Recently, the ISES approach to catalyst screened uncovered conditions (model substrate 1, N-PMP protecting group, LiHMDS base, Ni(cod)₂ catalyst precursor) that were particularly conducive to Ni(0)-mediated allylic amination chemistry.² The pattern of ligand performance initially found^2a set the stage for the identification of the first asymmetric such transformation with chiral bidentate phosphine ligands (1→2 in 88% yield and 75% ee with MeO-BIPHEP).^2b This prompted us to screen other classes of bidentate ligands, such as the P,N-array examined here. This has led to the discovery of the ‘fastest’ ligand yet uncovered for the title transformation; namely PNP-ligand 5. We also find that PHOX ligands 8b and 8d–g promote this chemistry with ee’s up to 51%, though conversion remains an issue here.

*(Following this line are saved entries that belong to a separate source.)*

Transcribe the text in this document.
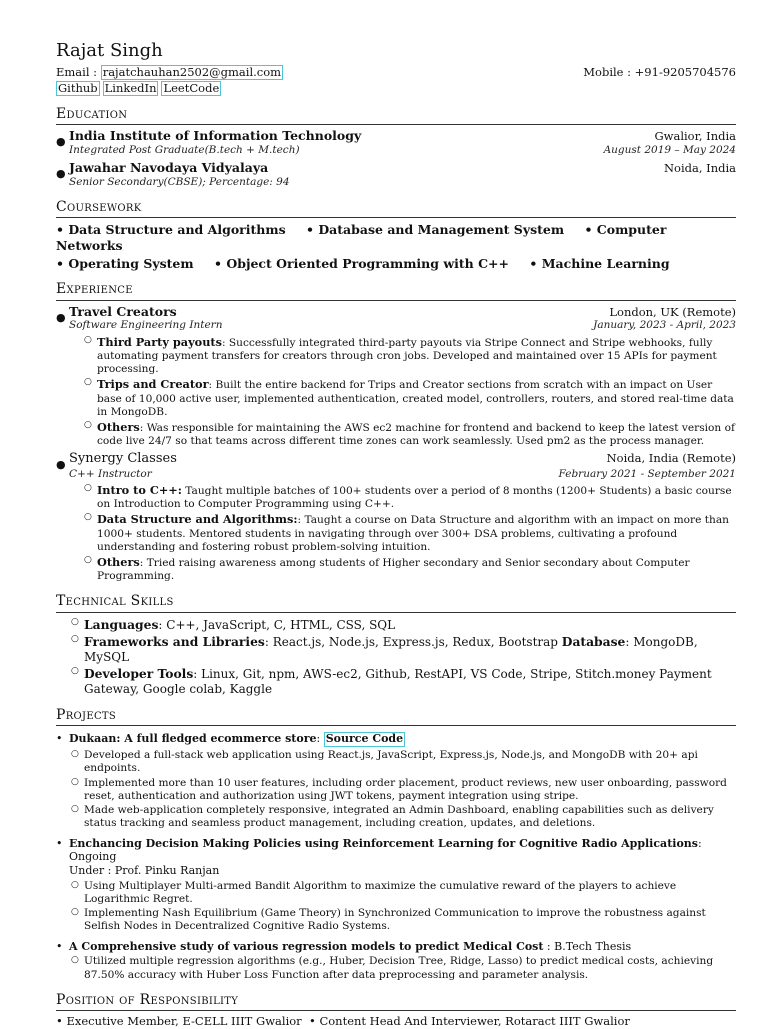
Rajat Singh
Email : rajatchauhan2502@gmail.com	Mobile : +91-9205704576
Github LinkedIn LeetCode
Education
● India Institute of Information Technology	Gwalior, India
Integrated Post Graduate(B.tech + M.tech)	August 2019 – May 2024
● Jawahar Navodaya Vidyalaya	Noida, India
Senior Secondary(CBSE); Percentage: 94
Coursework
• Data Structure and Algorithms • Database and Management System • Computer Networks
• Operating System • Object Oriented Programming with C++ • Machine Learning
Experience
● Travel Creators	London, UK (Remote)
Software Engineering Intern	January, 2023 - April, 2023
○ Third Party payouts: Successfully integrated third-party payouts via Stripe Connect and Stripe webhooks, fully automating payment transfers for creators through cron jobs. Developed and maintained over 15 APIs for payment processing.
○ Trips and Creator: Built the entire backend for Trips and Creator sections from scratch with an impact on User base of 10,000 active user, implemented authentication, created model, controllers, routers, and stored real-time data in MongoDB.
○ Others: Was responsible for maintaining the AWS ec2 machine for frontend and backend to keep the latest version of code live 24/7 so that teams across different time zones can work seamlessly. Used pm2 as the process manager.
● Synergy Classes	Noida, India (Remote)
C++ Instructor	February 2021 - September 2021
○ Intro to C++: Taught multiple batches of 100+ students over a period of 8 months (1200+ Students) a basic course on Introduction to Computer Programming using C++.
○ Data Structure and Algorithms:: Taught a course on Data Structure and algorithm with an impact on more than 1000+ students. Mentored students in navigating through over 300+ DSA problems, cultivating a profound understanding and fostering robust problem-solving intuition.
○ Others: Tried raising awareness among students of Higher secondary and Senior secondary about Computer Programming.
Technical Skills
○ Languages: C++, JavaScript, C, HTML, CSS, SQL
○ Frameworks and Libraries: React.js, Node.js, Express.js, Redux, Bootstrap Database: MongoDB, MySQL
○ Developer Tools: Linux, Git, npm, AWS-ec2, Github, RestAPI, VS Code, Stripe, Stitch.money Payment Gateway, Google colab, Kaggle
Projects
• Dukaan: A full fledged ecommerce store: Source Code
○ Developed a full-stack web application using React.js, JavaScript, Express.js, Node.js, and MongoDB with 20+ api endpoints.
○ Implemented more than 10 user features, including order placement, product reviews, new user onboarding, password reset, authentication and authorization using JWT tokens, payment integration using stripe.
○ Made web-application completely responsive, integrated an Admin Dashboard, enabling capabilities such as delivery status tracking and seamless product management, including creation, updates, and deletions.
• Enchancing Decision Making Policies using Reinforcement Learning for Cognitive Radio Applications: Ongoing
Under : Prof. Pinku Ranjan
○ Using Multiplayer Multi-armed Bandit Algorithm to maximize the cumulative reward of the players to achieve Logarithmic Regret.
○ Implementing Nash Equilibrium (Game Theory) in Synchronized Communication to improve the robustness against Selfish Nodes in Decentralized Cognitive Radio Systems.
• A Comprehensive study of various regression models to predict Medical Cost : B.Tech Thesis
○ Utilized multiple regression algorithms (e.g., Huber, Decision Tree, Ridge, Lasso) to predict medical costs, achieving 87.50% accuracy with Huber Loss Function after data preprocessing and parameter analysis.
Position of Responsibility
• Executive Member, E-CELL IIIT Gwalior  • Content Head And Interviewer, Rotaract IIIT Gwalior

Finally, we note that imidate salt 11²⁶ provides a very convenient and modular vehicle into the PHOX ligand class. This approach allowed for the efficient synthesis of the parent 1-amino-2-indanol-based PHOX ligand, 8e, as well as two new congeners thereof, 8f and 8g.²⁷ Whereas ligand 8e remains incompletely studied,²⁸ though Wiese and Helmchen have examined allylic substitutions with Pd here,^28c ligands 8f and 8g are new. All three ligands appear to have promise when compared to the other PHOX ligands surveyed. Future studies will exploit this modular ligand synthesis, as substrate and catalyst structure are further varied.

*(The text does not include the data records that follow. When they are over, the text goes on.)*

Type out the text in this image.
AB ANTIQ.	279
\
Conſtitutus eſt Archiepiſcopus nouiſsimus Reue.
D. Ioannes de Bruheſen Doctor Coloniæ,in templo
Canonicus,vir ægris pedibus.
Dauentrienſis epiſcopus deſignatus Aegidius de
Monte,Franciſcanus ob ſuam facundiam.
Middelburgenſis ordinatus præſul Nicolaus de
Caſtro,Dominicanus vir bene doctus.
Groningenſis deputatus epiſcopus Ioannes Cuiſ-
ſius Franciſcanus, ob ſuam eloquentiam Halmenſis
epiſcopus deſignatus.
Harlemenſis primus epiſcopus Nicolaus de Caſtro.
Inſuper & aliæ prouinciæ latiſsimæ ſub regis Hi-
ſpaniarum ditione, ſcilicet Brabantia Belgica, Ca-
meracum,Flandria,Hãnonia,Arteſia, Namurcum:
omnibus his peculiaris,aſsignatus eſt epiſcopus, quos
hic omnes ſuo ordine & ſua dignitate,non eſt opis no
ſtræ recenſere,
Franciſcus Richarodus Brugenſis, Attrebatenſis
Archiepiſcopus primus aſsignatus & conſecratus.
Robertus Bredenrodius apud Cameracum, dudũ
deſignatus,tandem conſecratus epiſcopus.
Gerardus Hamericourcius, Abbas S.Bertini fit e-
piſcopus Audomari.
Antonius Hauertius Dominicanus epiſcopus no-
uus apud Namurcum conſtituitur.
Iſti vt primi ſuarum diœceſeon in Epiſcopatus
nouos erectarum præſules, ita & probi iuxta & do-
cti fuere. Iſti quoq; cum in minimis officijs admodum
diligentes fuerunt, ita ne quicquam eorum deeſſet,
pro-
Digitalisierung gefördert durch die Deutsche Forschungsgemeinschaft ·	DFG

In this light, it is perhaps useful to survey the limited but emerging landscape of catalytic, asymmetric Ni(0)-mediated C–C bond forming reactions, with an eye toward PHOX ligand performance. Interestingly, PHOX ligands (i) perform poorly in Mori’s R₂Zn-initiated carboxylative bis-diene cyclizations,²⁹ (ii) provide modest ee’s in Uemura’s allylic substitutions involving hard RMgX or arylboronate-ate nucleophiles,³⁰ and (iii) perform either brilliantly (high conversions and ee’s with dinaphthothiophenes) or not at all (with dibenzothiophenes) in Hayashi’s Grignard-based fused arylthiophene ring openings, depending on subtle nuances of substrate structure.³¹ This suggests that further exploration of PHOX-based Ni(0)-allylic amination chemistry across a greater expanse of substrate space may reap dividends.